Analyzing .NET Binaries
Welcome to Analyzing. NET Binaries. In this module, we're going to take a look at the core components of the. NET framework. We're going to dig deep and look at the inner workings of. NET bytecode. We're going to use tools such as dnSpy, that allows us to reverse engineer. NET executables. We're going to learn how to trace program behavior in order to perform a full and exhaustive analysis of our target binaries. I will then provide you with a demonstration highlighting all of the techniques that we've discussed up until this point. Finally, I'll introduce the lab, which will allow you to get hands-on and begin to practice and refine the skills that we've discussed in this module. This module is designed to be fast-paced, taking you from high-level concepts to practical application in a short amount of time. I hope you're ready. Let's begin.

Analyzing Java Binaries
Welcome to Analyzing Java Binaries. In this module, we're going to take a look at the details of the Java runtime environment, or JRE. We're going to understand bytecode to further enhance your ability reverse engineer Java binaries. Next we'll take a look at tools that will allow you to reverse engineer Java binaries, and begin to develop a workflow for reverse engineering and analyzing Java code. After an introduction to Java reversing tools, we'll apply what we've learned, and I'll provide you with a demonstration on how to effectively begin using those tools. And then finally, I'll introduce our first Java lab, and then I'll wrap up the module. Let's get started.

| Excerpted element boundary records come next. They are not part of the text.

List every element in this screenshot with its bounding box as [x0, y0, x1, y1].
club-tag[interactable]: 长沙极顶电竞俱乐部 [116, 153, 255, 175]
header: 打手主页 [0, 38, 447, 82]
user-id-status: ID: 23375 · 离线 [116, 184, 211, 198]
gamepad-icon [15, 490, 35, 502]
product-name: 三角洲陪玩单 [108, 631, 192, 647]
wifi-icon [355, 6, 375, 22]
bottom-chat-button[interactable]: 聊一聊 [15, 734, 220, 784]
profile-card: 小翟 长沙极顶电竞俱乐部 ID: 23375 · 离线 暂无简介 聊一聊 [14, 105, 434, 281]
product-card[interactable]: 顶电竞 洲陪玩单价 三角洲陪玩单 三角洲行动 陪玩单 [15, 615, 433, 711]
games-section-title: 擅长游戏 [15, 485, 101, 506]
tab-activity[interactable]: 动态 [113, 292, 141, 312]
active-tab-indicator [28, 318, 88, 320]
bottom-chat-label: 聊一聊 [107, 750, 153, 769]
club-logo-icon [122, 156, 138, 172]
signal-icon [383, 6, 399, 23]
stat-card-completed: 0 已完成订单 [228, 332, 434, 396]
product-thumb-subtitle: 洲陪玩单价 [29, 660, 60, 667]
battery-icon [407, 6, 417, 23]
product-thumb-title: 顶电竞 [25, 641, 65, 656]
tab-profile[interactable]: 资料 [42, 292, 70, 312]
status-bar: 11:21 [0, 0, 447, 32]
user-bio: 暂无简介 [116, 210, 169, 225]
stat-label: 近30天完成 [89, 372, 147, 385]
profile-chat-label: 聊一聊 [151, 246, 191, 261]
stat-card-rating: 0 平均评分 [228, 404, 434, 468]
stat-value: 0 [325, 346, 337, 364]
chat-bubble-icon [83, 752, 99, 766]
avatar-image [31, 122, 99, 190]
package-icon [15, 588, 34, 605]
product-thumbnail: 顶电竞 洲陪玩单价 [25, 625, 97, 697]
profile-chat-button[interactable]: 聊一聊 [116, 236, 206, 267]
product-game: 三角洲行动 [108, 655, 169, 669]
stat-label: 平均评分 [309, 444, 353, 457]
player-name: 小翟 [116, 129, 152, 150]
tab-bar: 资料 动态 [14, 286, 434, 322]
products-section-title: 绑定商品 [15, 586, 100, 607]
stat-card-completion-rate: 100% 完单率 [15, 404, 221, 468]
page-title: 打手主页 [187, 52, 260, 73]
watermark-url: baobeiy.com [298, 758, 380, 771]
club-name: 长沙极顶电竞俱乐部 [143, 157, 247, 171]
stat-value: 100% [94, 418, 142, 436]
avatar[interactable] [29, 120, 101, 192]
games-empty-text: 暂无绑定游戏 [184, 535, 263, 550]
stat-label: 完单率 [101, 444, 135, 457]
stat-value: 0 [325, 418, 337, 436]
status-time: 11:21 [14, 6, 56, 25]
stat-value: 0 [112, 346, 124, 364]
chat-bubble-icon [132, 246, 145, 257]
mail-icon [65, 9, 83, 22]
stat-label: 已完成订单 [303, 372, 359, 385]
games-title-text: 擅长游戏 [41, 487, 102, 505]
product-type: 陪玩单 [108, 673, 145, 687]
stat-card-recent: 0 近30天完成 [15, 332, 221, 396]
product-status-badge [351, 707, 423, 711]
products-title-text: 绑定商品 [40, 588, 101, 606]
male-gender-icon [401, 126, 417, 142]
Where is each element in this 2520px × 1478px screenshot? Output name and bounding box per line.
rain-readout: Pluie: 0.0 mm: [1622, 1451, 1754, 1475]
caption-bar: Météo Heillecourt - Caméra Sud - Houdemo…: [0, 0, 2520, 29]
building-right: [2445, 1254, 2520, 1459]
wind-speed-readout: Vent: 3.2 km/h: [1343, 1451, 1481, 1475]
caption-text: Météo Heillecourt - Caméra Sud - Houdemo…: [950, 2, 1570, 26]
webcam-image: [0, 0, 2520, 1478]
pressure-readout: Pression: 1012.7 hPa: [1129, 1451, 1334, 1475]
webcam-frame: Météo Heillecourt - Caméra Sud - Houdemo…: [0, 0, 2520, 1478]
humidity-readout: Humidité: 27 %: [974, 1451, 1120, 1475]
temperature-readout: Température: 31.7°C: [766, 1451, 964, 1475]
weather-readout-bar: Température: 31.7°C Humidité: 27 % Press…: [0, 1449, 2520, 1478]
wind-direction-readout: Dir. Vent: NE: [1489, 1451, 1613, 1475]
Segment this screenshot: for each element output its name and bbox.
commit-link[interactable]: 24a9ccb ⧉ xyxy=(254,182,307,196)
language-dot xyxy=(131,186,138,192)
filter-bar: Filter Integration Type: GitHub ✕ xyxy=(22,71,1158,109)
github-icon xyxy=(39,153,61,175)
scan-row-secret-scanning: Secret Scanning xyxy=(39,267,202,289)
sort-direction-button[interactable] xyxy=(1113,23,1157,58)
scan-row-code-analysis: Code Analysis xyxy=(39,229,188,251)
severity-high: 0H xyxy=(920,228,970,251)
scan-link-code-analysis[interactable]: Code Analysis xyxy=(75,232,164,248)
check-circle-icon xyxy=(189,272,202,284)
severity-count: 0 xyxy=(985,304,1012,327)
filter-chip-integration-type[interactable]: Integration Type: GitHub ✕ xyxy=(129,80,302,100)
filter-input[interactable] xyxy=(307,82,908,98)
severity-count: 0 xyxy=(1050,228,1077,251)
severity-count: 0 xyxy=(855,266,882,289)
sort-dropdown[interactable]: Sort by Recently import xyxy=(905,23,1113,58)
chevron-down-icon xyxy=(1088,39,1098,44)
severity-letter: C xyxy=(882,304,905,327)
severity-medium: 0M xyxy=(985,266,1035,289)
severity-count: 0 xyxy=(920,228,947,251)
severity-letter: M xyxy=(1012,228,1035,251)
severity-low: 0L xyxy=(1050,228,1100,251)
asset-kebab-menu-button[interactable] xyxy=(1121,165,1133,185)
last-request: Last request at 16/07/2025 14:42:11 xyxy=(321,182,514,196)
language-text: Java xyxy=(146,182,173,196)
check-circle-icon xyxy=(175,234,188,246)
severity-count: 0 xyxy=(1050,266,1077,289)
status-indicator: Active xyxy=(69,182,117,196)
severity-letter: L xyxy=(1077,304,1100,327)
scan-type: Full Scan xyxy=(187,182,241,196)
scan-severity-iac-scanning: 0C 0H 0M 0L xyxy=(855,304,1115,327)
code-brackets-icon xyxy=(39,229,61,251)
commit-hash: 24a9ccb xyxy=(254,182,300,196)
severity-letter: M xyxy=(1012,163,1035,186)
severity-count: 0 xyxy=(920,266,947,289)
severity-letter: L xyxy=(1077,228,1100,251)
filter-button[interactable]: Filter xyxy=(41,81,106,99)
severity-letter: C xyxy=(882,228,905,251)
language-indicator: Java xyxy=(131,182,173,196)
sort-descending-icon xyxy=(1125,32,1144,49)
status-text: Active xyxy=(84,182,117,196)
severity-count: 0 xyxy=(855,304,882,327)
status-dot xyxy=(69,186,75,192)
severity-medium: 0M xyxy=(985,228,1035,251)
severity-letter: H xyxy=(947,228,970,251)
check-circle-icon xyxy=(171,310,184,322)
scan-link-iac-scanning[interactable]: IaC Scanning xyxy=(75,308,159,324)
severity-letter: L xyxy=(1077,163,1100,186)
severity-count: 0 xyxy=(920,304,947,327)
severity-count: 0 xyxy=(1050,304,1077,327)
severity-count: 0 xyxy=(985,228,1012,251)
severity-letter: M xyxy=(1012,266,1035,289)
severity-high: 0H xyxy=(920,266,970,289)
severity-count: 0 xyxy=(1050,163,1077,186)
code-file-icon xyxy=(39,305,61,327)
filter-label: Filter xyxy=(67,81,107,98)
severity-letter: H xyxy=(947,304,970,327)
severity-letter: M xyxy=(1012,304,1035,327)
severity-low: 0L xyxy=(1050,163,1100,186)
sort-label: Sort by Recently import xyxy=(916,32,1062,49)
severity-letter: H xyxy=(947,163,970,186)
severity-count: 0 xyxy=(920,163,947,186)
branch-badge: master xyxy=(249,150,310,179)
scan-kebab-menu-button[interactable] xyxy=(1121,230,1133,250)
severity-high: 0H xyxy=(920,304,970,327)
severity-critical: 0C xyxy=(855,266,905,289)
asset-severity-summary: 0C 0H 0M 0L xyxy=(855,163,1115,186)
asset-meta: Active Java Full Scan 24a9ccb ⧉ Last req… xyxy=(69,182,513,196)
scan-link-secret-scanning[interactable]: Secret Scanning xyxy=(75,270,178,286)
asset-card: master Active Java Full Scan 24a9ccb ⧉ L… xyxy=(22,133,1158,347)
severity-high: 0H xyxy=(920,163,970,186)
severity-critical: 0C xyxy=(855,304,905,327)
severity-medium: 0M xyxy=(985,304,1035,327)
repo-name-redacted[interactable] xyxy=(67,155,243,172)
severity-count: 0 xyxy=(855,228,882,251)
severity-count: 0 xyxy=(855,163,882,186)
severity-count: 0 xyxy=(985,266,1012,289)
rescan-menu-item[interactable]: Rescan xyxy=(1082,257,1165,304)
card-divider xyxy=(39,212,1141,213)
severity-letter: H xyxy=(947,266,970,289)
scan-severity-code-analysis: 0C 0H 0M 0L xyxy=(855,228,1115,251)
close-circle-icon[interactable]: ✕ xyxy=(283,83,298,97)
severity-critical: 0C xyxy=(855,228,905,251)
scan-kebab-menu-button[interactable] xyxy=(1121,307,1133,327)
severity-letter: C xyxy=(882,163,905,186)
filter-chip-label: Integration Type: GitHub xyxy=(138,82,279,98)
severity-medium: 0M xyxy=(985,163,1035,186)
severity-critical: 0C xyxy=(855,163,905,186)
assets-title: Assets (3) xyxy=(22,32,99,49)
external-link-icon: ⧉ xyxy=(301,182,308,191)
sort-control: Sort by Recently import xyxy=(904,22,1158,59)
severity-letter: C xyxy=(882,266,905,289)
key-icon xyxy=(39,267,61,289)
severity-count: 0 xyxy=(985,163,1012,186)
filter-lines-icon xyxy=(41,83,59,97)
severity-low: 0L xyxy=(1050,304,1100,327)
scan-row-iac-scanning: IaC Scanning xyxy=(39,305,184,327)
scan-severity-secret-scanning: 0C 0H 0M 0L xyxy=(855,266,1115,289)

Performing Real-world Analysis
Now you're ready to get hands-on and analyze some real-world malware. In this module, we'll begin by discussing how we can analyze. NET ransomware before moving on to the. NET ransomware lab. After that, we'll discuss analyzing a Java Remote Access Trojan, and then go through the Java Remote Access Trojan lab. In this module, you'll be focused on performing real-world analysis with all the tools and techniques that we've discussed up to this point. Now that you have an overview, let's begin.

Leveling up Your Skills
Excellent work. You have made it to the end of the course. We will recap the skills that you now have as a Java and. NET reverse engineer. I'll make some recommendations for next steps, and discuss ways that you can continue to sharpen and hone your malware analysis skills. Now you're ready to disrupt and defeat Java and. NET-based malware attacks.